On the day of the game – outside the stadium - Mike and his friend began to feel uncomfortable with the crowds and with how the police were managing the situation. They decided to try to get out of the crowds, even if it meant missing the kick-off:
“As the pressure mounts I say to the lads I’ve had enough, I don’t care if I miss the kick off, don’t care if I miss the match, this is dangerous and I want out. I love my footie but someone is going to die here, make no bones. I head off to the side, pushing myself out of the crush and towards the edge of the fans. Sorry lads, I just can’t cope with that. Then someone shouts,” the gate is open” and I find myself looking at an open gate, a couple of coppers and a few fans jumping through.

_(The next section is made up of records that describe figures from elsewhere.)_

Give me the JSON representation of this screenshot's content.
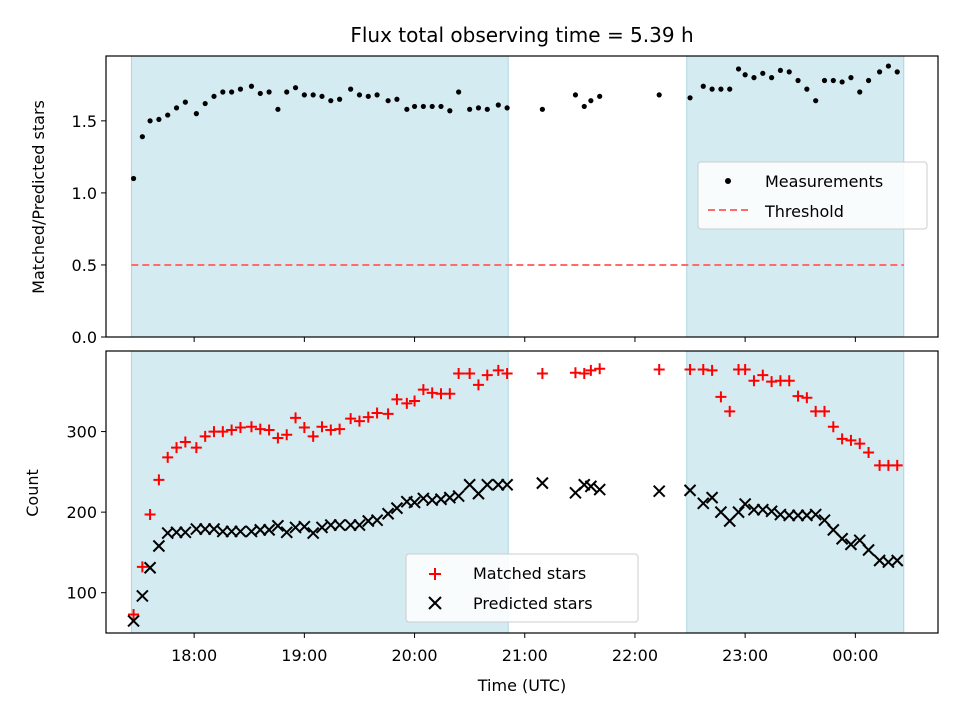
{
  "chart_data": {
    "type": "scatter",
    "title": "Flux total observing time = 5.39 h",
    "xlabel": "Time (UTC)",
    "x_unit": "hours since 00:00 of first day",
    "xlim": [
      17.2,
      24.75
    ],
    "x_ticks": [
      {
        "value": 18,
        "label": "18:00"
      },
      {
        "value": 19,
        "label": "19:00"
      },
      {
        "value": 20,
        "label": "20:00"
      },
      {
        "value": 21,
        "label": "21:00"
      },
      {
        "value": 22,
        "label": "22:00"
      },
      {
        "value": 23,
        "label": "23:00"
      },
      {
        "value": 24,
        "label": "00:00"
      }
    ],
    "shaded_spans": [
      [
        17.43,
        20.85
      ],
      [
        22.47,
        24.44
      ]
    ],
    "shade_color": "#add8e6",
    "panels": [
      {
        "id": "ratio",
        "ylabel": "Matched/Predicted stars",
        "ylim": [
          0,
          1.95
        ],
        "y_ticks": [
          {
            "value": 0.0,
            "label": "0.0"
          },
          {
            "value": 0.5,
            "label": "0.5"
          },
          {
            "value": 1.0,
            "label": "1.0"
          },
          {
            "value": 1.5,
            "label": "1.5"
          }
        ],
        "legend": {
          "position": "center-right",
          "entries": [
            "Measurements",
            "Threshold"
          ]
        },
        "threshold": {
          "name": "Threshold",
          "value": 0.5,
          "color": "#ff6b6b"
        },
        "series": [
          {
            "name": "Measurements",
            "marker": "dot",
            "color": "#000000",
            "points": [
              [
                17.45,
                1.1
              ],
              [
                17.53,
                1.39
              ],
              [
                17.6,
                1.5
              ],
              [
                17.68,
                1.51
              ],
              [
                17.76,
                1.54
              ],
              [
                17.84,
                1.59
              ],
              [
                17.92,
                1.63
              ],
              [
                18.02,
                1.55
              ],
              [
                18.1,
                1.62
              ],
              [
                18.18,
                1.67
              ],
              [
                18.26,
                1.7
              ],
              [
                18.34,
                1.7
              ],
              [
                18.42,
                1.72
              ],
              [
                18.52,
                1.74
              ],
              [
                18.6,
                1.69
              ],
              [
                18.68,
                1.7
              ],
              [
                18.76,
                1.58
              ],
              [
                18.84,
                1.7
              ],
              [
                18.92,
                1.73
              ],
              [
                19.0,
                1.68
              ],
              [
                19.08,
                1.68
              ],
              [
                19.16,
                1.67
              ],
              [
                19.24,
                1.64
              ],
              [
                19.32,
                1.65
              ],
              [
                19.42,
                1.72
              ],
              [
                19.5,
                1.68
              ],
              [
                19.58,
                1.67
              ],
              [
                19.66,
                1.68
              ],
              [
                19.76,
                1.64
              ],
              [
                19.84,
                1.65
              ],
              [
                19.93,
                1.58
              ],
              [
                20.0,
                1.6
              ],
              [
                20.08,
                1.6
              ],
              [
                20.16,
                1.6
              ],
              [
                20.24,
                1.6
              ],
              [
                20.32,
                1.57
              ],
              [
                20.4,
                1.7
              ],
              [
                20.5,
                1.58
              ],
              [
                20.58,
                1.59
              ],
              [
                20.66,
                1.58
              ],
              [
                20.76,
                1.61
              ],
              [
                20.84,
                1.59
              ],
              [
                21.16,
                1.58
              ],
              [
                21.46,
                1.68
              ],
              [
                21.54,
                1.6
              ],
              [
                21.6,
                1.64
              ],
              [
                21.68,
                1.67
              ],
              [
                22.22,
                1.68
              ],
              [
                22.5,
                1.66
              ],
              [
                22.62,
                1.74
              ],
              [
                22.7,
                1.72
              ],
              [
                22.78,
                1.72
              ],
              [
                22.86,
                1.72
              ],
              [
                22.94,
                1.86
              ],
              [
                23.0,
                1.82
              ],
              [
                23.08,
                1.8
              ],
              [
                23.16,
                1.83
              ],
              [
                23.24,
                1.8
              ],
              [
                23.32,
                1.85
              ],
              [
                23.4,
                1.84
              ],
              [
                23.48,
                1.78
              ],
              [
                23.56,
                1.72
              ],
              [
                23.64,
                1.64
              ],
              [
                23.72,
                1.78
              ],
              [
                23.8,
                1.78
              ],
              [
                23.88,
                1.77
              ],
              [
                23.96,
                1.8
              ],
              [
                24.04,
                1.7
              ],
              [
                24.12,
                1.78
              ],
              [
                24.22,
                1.84
              ],
              [
                24.3,
                1.88
              ],
              [
                24.38,
                1.84
              ]
            ]
          }
        ]
      },
      {
        "id": "counts",
        "ylabel": "Count",
        "ylim": [
          50,
          400
        ],
        "y_ticks": [
          {
            "value": 100,
            "label": "100"
          },
          {
            "value": 200,
            "label": "200"
          },
          {
            "value": 300,
            "label": "300"
          }
        ],
        "legend": {
          "position": "lower-center",
          "entries": [
            "Matched stars",
            "Predicted stars"
          ]
        },
        "series": [
          {
            "name": "Matched stars",
            "marker": "plus",
            "color": "#ff0000",
            "points": [
              [
                17.45,
                73
              ],
              [
                17.53,
                132
              ],
              [
                17.6,
                197
              ],
              [
                17.68,
                240
              ],
              [
                17.76,
                268
              ],
              [
                17.84,
                280
              ],
              [
                17.92,
                287
              ],
              [
                18.02,
                280
              ],
              [
                18.1,
                294
              ],
              [
                18.18,
                300
              ],
              [
                18.26,
                300
              ],
              [
                18.34,
                302
              ],
              [
                18.42,
                305
              ],
              [
                18.52,
                306
              ],
              [
                18.6,
                303
              ],
              [
                18.68,
                302
              ],
              [
                18.76,
                292
              ],
              [
                18.84,
                296
              ],
              [
                18.92,
                317
              ],
              [
                19.0,
                305
              ],
              [
                19.08,
                294
              ],
              [
                19.16,
                306
              ],
              [
                19.24,
                302
              ],
              [
                19.32,
                303
              ],
              [
                19.42,
                316
              ],
              [
                19.5,
                313
              ],
              [
                19.58,
                318
              ],
              [
                19.66,
                323
              ],
              [
                19.76,
                322
              ],
              [
                19.84,
                340
              ],
              [
                19.93,
                335
              ],
              [
                20.0,
                338
              ],
              [
                20.08,
                352
              ],
              [
                20.16,
                348
              ],
              [
                20.24,
                347
              ],
              [
                20.32,
                347
              ],
              [
                20.4,
                372
              ],
              [
                20.5,
                372
              ],
              [
                20.58,
                358
              ],
              [
                20.66,
                370
              ],
              [
                20.76,
                376
              ],
              [
                20.84,
                372
              ],
              [
                21.16,
                372
              ],
              [
                21.46,
                373
              ],
              [
                21.54,
                372
              ],
              [
                21.6,
                376
              ],
              [
                21.68,
                378
              ],
              [
                22.22,
                377
              ],
              [
                22.5,
                377
              ],
              [
                22.62,
                377
              ],
              [
                22.7,
                376
              ],
              [
                22.78,
                343
              ],
              [
                22.86,
                325
              ],
              [
                22.94,
                377
              ],
              [
                23.0,
                377
              ],
              [
                23.08,
                363
              ],
              [
                23.16,
                370
              ],
              [
                23.24,
                362
              ],
              [
                23.32,
                363
              ],
              [
                23.4,
                363
              ],
              [
                23.48,
                344
              ],
              [
                23.56,
                342
              ],
              [
                23.64,
                325
              ],
              [
                23.72,
                325
              ],
              [
                23.8,
                306
              ],
              [
                23.88,
                291
              ],
              [
                23.96,
                289
              ],
              [
                24.04,
                285
              ],
              [
                24.12,
                274
              ],
              [
                24.22,
                258
              ],
              [
                24.3,
                258
              ],
              [
                24.38,
                258
              ]
            ]
          },
          {
            "name": "Predicted stars",
            "marker": "x",
            "color": "#000000",
            "points": [
              [
                17.45,
                65
              ],
              [
                17.53,
                96
              ],
              [
                17.6,
                131
              ],
              [
                17.68,
                158
              ],
              [
                17.76,
                174
              ],
              [
                17.84,
                175
              ],
              [
                17.92,
                175
              ],
              [
                18.02,
                179
              ],
              [
                18.1,
                179
              ],
              [
                18.18,
                179
              ],
              [
                18.26,
                176
              ],
              [
                18.34,
                176
              ],
              [
                18.42,
                176
              ],
              [
                18.52,
                176
              ],
              [
                18.6,
                178
              ],
              [
                18.68,
                178
              ],
              [
                18.76,
                183
              ],
              [
                18.84,
                175
              ],
              [
                18.92,
                181
              ],
              [
                19.0,
                182
              ],
              [
                19.08,
                174
              ],
              [
                19.16,
                181
              ],
              [
                19.24,
                184
              ],
              [
                19.32,
                184
              ],
              [
                19.42,
                184
              ],
              [
                19.5,
                184
              ],
              [
                19.58,
                189
              ],
              [
                19.66,
                190
              ],
              [
                19.76,
                198
              ],
              [
                19.84,
                205
              ],
              [
                19.93,
                213
              ],
              [
                20.0,
                212
              ],
              [
                20.08,
                217
              ],
              [
                20.16,
                215
              ],
              [
                20.24,
                216
              ],
              [
                20.32,
                218
              ],
              [
                20.4,
                220
              ],
              [
                20.5,
                234
              ],
              [
                20.58,
                223
              ],
              [
                20.66,
                234
              ],
              [
                20.76,
                234
              ],
              [
                20.84,
                234
              ],
              [
                21.16,
                236
              ],
              [
                21.46,
                224
              ],
              [
                21.54,
                234
              ],
              [
                21.6,
                232
              ],
              [
                21.68,
                228
              ],
              [
                22.22,
                226
              ],
              [
                22.5,
                227
              ],
              [
                22.62,
                211
              ],
              [
                22.7,
                218
              ],
              [
                22.78,
                200
              ],
              [
                22.86,
                189
              ],
              [
                22.94,
                200
              ],
              [
                23.0,
                210
              ],
              [
                23.08,
                203
              ],
              [
                23.16,
                203
              ],
              [
                23.24,
                201
              ],
              [
                23.32,
                197
              ],
              [
                23.4,
                196
              ],
              [
                23.48,
                196
              ],
              [
                23.56,
                196
              ],
              [
                23.64,
                197
              ],
              [
                23.72,
                190
              ],
              [
                23.8,
                178
              ],
              [
                23.88,
                167
              ],
              [
                23.96,
                160
              ],
              [
                24.04,
                165
              ],
              [
                24.12,
                153
              ],
              [
                24.22,
                140
              ],
              [
                24.3,
                138
              ],
              [
                24.38,
                140
              ]
            ]
          }
        ]
      }
    ]
  }
}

I go for it but as I arrive the copper is trying to pull it shut. I stuck my foot on the bottom and jump through, the last one in as the copper pulls it shut behind me. Half expecting to get nicked, I go to show my ticket but the copper isn’t bothered. I’m in, but what the fuck is going on outside?”
Mike tried to wait inside the ground for his friends, but was pushed forwards onto the terraces:
“I got lucky as I was only on the terrace for a few minutes. I entered the stadium when the gate was opened and made my way onto a full terrace as best I could. I was at the head of the fans so I knew there would be a few more behind. I got partly down the terrace, with great difficulty when there was an almighty surge. I presume now a barrier had broken but my luck was in landing on the fence very close to one of the exit gates. I was on the terrace for a matter of minutes and I know people trapped for much longer than me saw/witnessed things that you just don't ever talk about. Seeing, smelling and witnessing people die and thinking you are going to die - it's just not something you ever forget.”
Mike remembers the police on horseback outside the stadium, charging around and making things worse. He remembers the police stopping fans that were trying to escape and turning their backs on them, and he remembers the police telling him to “shut up” when he asked to go back and get people to help:
“The worst thing to see was police pushing people back over the fences, still not helping despite the severity being pretty clear. I had fallen to my knees when I got out and I was very, very lucky. When I saw a doctor three days later, she pointed to a print of the fence on my right shoulder. I had no idea it was there - three days later and there were marking of the fence on me…I was only trapped for a couple of minutes.”
Following the disaster, Mike contacted the police helpline. The West Midlands Serious Crime Squad was given the task of collating the evidence and presenting it to Lord Taylor who was the judge in charge of the enquiry.
He contacted the police and they came and spoke to him about what he had witnessed. The interview turned out to be a thinly veiled threat against Mike making any trouble for the authorities. They suggested he got his ticket from a tout and that he and his friends were drunk; both untrue. They also suggested Mike was some sort of student agitator with a grudge against the police and promised to look into his background for any criminality. There was none.
Finally they suggested he withdraw his statement and his allegations against the police or else risk facing charges of wasting police time. When his statement was read back to him, he asked that a number of things be changed as they were very different to what he had stated. He still feels to this day that the evidence and statement he submitted was altered and was not what he wished to submit.